# Blues Lovers in Burlington, Need Bass, Keys, Singer



## caaustin02 (Nov 1, 2007)

Hey all:

Guitarist and drummer (both 35 years old) are looking for bass, Keys and Singer for Blues band. Willing to play anything blues based, but not death metal, emo, nu-metal

Skill is not an issue at this point, the important thing is that everyone is easy going and easy to get along with. The future goal is to start playing out, but the reason for starting this project is to have to some fun playing some damn fine music.

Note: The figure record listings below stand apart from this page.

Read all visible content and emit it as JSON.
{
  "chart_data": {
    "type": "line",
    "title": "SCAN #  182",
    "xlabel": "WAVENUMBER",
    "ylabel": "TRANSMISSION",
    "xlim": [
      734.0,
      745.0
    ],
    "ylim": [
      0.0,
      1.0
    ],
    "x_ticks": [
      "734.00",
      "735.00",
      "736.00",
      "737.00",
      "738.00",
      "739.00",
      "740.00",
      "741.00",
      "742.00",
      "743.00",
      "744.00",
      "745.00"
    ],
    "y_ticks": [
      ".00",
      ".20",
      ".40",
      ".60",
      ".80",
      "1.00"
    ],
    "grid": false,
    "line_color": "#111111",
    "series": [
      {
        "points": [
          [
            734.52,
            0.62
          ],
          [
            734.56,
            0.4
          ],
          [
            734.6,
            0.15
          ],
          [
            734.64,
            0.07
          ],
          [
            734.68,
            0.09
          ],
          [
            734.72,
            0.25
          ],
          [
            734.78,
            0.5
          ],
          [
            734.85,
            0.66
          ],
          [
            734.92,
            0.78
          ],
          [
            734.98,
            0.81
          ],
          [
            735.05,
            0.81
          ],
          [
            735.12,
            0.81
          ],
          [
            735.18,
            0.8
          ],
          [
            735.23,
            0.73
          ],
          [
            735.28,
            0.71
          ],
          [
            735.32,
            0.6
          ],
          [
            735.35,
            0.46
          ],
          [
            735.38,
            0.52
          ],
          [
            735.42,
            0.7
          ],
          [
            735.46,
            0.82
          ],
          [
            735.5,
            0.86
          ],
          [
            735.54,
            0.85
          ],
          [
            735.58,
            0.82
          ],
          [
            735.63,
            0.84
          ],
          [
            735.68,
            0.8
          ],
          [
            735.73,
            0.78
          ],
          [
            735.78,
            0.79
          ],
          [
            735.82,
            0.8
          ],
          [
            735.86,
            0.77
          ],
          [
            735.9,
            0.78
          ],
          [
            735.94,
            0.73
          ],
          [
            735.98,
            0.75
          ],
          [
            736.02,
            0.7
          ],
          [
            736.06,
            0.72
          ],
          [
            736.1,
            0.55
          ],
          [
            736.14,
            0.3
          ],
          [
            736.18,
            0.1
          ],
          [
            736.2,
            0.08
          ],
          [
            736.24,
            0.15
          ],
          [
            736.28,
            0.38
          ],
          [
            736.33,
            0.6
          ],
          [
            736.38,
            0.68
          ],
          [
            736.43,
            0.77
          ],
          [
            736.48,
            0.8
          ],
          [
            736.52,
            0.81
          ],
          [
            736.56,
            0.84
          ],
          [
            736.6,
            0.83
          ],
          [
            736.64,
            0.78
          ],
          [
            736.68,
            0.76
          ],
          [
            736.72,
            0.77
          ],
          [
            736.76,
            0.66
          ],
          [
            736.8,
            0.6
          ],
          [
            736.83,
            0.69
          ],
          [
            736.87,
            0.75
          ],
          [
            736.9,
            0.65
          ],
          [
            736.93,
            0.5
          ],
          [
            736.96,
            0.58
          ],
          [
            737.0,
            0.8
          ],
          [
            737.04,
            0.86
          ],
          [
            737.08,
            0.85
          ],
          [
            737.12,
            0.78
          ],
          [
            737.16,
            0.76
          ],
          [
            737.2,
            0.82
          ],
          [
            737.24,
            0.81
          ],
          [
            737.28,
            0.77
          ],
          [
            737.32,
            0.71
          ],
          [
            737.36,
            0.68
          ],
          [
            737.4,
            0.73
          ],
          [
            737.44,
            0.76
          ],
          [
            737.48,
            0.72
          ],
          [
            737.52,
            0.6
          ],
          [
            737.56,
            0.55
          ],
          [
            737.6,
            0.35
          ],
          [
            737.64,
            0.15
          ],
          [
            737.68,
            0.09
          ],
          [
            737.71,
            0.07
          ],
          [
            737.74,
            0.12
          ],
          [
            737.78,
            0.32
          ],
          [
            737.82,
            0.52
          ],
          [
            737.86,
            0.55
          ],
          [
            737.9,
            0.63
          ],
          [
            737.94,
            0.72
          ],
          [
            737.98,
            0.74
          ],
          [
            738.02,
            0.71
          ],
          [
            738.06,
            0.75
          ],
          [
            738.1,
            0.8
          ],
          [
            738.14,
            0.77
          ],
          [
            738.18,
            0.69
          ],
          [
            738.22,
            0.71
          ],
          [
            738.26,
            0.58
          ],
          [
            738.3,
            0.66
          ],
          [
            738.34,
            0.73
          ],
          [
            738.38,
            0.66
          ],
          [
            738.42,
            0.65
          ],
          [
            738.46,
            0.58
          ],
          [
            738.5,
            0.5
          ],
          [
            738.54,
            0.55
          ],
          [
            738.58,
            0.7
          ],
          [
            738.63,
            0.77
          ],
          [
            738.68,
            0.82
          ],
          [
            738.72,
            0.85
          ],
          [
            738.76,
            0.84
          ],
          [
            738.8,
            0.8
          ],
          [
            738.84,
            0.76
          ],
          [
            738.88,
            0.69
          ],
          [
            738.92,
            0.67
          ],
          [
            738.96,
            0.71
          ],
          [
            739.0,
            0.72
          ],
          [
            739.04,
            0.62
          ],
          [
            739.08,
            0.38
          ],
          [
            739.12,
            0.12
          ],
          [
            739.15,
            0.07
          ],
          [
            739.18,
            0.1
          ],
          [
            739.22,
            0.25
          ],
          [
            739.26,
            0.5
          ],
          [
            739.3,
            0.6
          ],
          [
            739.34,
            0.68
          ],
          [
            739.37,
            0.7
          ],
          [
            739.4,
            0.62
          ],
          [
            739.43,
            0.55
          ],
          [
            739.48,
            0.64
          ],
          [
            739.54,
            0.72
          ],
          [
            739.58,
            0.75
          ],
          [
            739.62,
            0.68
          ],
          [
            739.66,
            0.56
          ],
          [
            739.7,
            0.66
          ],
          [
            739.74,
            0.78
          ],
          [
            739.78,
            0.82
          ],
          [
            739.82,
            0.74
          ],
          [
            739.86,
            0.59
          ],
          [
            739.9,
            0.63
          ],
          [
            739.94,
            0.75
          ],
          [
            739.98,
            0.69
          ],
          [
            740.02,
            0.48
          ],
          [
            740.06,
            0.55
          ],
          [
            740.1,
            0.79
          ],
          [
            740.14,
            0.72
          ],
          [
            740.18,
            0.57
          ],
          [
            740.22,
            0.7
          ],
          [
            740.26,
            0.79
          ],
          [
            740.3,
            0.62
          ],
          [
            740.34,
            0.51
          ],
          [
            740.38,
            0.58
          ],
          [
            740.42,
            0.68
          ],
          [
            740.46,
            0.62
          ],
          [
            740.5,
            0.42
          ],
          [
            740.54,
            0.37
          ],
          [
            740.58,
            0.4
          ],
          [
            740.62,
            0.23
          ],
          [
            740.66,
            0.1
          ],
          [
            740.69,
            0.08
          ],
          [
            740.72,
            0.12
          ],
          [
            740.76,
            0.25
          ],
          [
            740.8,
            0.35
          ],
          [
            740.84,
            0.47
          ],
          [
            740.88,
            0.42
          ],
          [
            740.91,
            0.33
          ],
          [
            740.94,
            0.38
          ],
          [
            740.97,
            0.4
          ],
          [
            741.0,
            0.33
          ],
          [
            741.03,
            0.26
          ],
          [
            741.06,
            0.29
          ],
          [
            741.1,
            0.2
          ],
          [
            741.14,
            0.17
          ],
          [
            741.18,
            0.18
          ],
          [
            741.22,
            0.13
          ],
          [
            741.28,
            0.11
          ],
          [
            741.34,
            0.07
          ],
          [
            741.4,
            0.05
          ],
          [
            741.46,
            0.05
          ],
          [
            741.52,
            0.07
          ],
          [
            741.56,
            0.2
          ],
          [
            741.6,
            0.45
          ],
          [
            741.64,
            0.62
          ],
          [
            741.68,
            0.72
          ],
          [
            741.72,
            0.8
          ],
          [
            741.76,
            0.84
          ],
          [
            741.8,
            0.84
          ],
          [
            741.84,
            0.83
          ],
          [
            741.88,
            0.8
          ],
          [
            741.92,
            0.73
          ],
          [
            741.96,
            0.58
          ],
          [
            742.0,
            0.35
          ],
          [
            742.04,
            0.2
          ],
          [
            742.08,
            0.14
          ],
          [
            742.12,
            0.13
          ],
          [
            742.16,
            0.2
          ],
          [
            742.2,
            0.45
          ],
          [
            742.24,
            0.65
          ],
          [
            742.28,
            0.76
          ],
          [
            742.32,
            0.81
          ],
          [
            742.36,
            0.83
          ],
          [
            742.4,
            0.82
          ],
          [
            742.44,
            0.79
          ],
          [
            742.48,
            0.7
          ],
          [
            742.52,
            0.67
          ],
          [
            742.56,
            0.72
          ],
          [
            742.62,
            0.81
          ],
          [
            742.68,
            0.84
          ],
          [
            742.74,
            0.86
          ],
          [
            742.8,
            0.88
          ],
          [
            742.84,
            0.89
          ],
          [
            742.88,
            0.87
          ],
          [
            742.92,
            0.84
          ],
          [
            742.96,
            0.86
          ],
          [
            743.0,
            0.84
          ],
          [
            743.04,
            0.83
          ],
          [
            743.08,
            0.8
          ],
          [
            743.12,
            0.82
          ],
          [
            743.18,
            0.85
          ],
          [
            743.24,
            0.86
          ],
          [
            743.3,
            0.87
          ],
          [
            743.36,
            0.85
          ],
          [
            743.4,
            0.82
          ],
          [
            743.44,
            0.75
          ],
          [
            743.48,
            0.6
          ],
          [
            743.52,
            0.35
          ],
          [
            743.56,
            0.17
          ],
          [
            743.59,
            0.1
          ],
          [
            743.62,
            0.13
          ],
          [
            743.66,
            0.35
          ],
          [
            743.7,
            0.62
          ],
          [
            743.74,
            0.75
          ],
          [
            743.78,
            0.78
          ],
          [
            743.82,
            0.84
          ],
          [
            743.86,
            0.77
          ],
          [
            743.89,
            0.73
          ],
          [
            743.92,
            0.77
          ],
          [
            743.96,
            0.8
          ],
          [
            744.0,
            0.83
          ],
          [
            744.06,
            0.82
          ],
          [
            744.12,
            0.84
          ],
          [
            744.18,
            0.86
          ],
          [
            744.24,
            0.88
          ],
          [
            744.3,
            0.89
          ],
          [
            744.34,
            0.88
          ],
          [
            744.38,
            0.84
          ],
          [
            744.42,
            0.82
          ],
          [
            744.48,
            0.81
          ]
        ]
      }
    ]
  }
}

Men, women of all ages welcome.


----------



## bagpipe (Sep 19, 2006)

caaustin02 said:


> Hey all:
> 
> Guitarist and drummer (both 35 years old) are looking for bass, Keys and Singer for Blues band. Willing to play anything blues based, but not death metal, emo, nu-metal


Would you be willing to compromise and play some Death blues ? :banana:






Just kidding. Good luck with the search.


----------



## a Pack of Wolves (Sep 5, 2007)

35, in hamilton and a singer!

lemme know


----------



## caaustin02 (Nov 1, 2007)

fire it up!

I'll send you a message with my email and phone number. Give me a couple of days because I start working in Burlington next Monday, so I have a lot of stuff to take care of. I say we all meet first for food/drinks, whatever - just informally, so we know where we all are.


----------